Gansterer Margaretha, Hartl Richard F
Department for Business Administration, University of Vienna, Oskar-Morgenstern-Platz 1, 1090 Vienna, Austria.
OR Spectr. 2018;40(3):613-635. doi: 10.1007/s00291-018-0516-4. Epub 2018 Mar 29.
In horizontal collaborations, carriers form coalitions in order to perform parts of their logistics operations jointly. By exchanging transportation requests among each other, they can operate more efficiently and in a more sustainable way. This exchange of requests can be organized through combinatorial auctions, where collaborators submit requests for exchange to a common pool. The requests in the pool are grouped into bundles, and these are offered to participating carriers. From a practical point of view, offering all possible bundles is not manageable, since the number of bundles grows exponentially with the number of traded requests. We show how the complete set of bundles can be efficiently reduced to a subset of attractive ones. For this we define the Bundle Generation Problem (BuGP). The aim is to provide a reduced set of offered bundles that maximizes the total coalition profit, while a feasible assignment of bundles to carriers is guaranteed. The objective function, however, could only be evaluated whether carriers reveal sensitive information, which would be unrealistic. Thus, we develop a proxy for the objective function for assessing the attractiveness of bundles under incomplete information. This is used in a genetic algorithms-based framework that aims at producing attractive and feasible bundles, such that all requirements of the BuGP are met. We achieve very good solution quality, while reducing the computational time for the auction procedure significantly. This is an important step towards running combinatorial auctions of real-world size, which were previously intractable due to their computational complexity. The strengths but also the limitations of the proposed approach are discussed.

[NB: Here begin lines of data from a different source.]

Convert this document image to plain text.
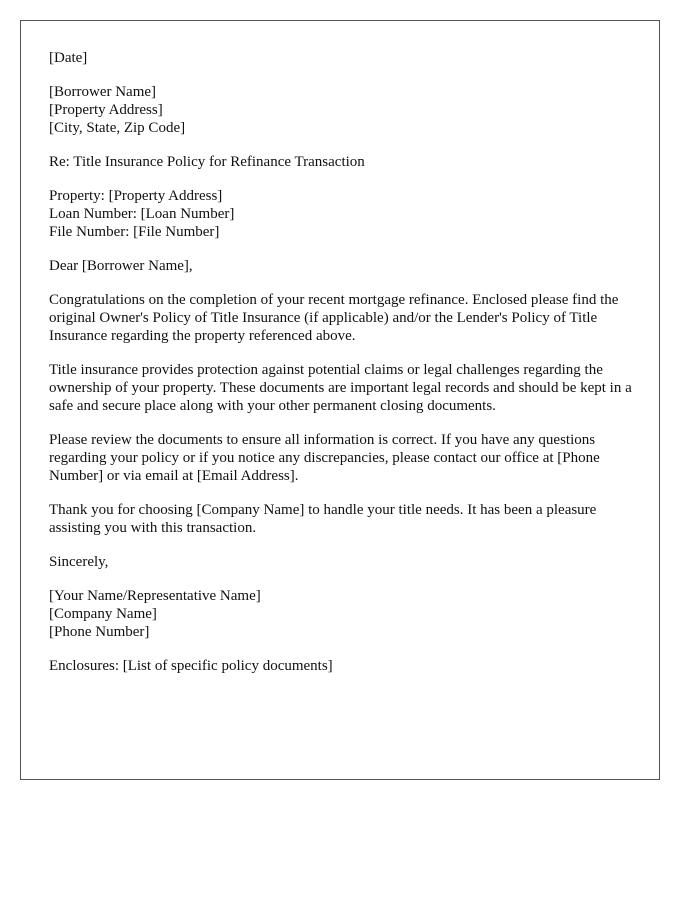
[Date]
[Borrower Name]
[Property Address]
[City, State, Zip Code]
Re: Title Insurance Policy for Refinance Transaction
Property: [Property Address]
Loan Number: [Loan Number]
File Number: [File Number]
Dear [Borrower Name],

Congratulations on the completion of your recent mortgage refinance. Enclosed please find the original Owner's Policy of Title Insurance (if applicable) and/or the Lender's Policy of Title Insurance regarding the property referenced above.

Title insurance provides protection against potential claims or legal challenges regarding the ownership of your property. These documents are important legal records and should be kept in a safe and secure place along with your other permanent closing documents.

Please review the documents to ensure all information is correct. If you have any questions regarding your policy or if you notice any discrepancies, please contact our office at [Phone Number] or via email at [Email Address].

Thank you for choosing [Company Name] to handle your title needs. It has been a pleasure assisting you with this transaction.

Sincerely,
[Your Name/Representative Name]
[Company Name]
[Phone Number]
Enclosures: [List of specific policy documents]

在横向合作中,运输公司结成联盟以便共同开展部分物流业务。通过相互交换运输请求,它们能够更高效且更可持续地运营。这种请求交换可以通过组合拍卖来组织,即合作伙伴将交换请求提交到一个公共池中。池中的请求被组合成捆绑包,然后提供给参与的运输公司。从实际角度来看,提供所有可能的捆绑包是不可行的,因为捆绑包的数量会随着交易请求的数量呈指数增长。我们展示了如何将完整的捆绑包集有效地缩减为一组有吸引力的子集。为此,我们定义了捆绑包生成问题(BuGP)。其目的是提供一组精简的捆绑包,在确保为运输公司分配可行捆绑包的同时,使联盟总利润最大化。然而,只有在运输公司披露敏感信息的情况下才能评估目标函数,而这是不现实的。因此,我们开发了一个目标函数的代理,用于在信息不完整的情况下评估捆绑包的吸引力。这被用于一个基于遗传算法的框架中,该框架旨在生成有吸引力且可行的捆绑包,从而满足BuGP的所有要求。我们在显著减少拍卖程序计算时间的同时,实现了非常好的求解质量。这是朝着运行实际规模的组合拍卖迈出的重要一步,这类拍卖由于计算复杂性,以前是难以处理的。本文还讨论了所提方法的优点和局限性。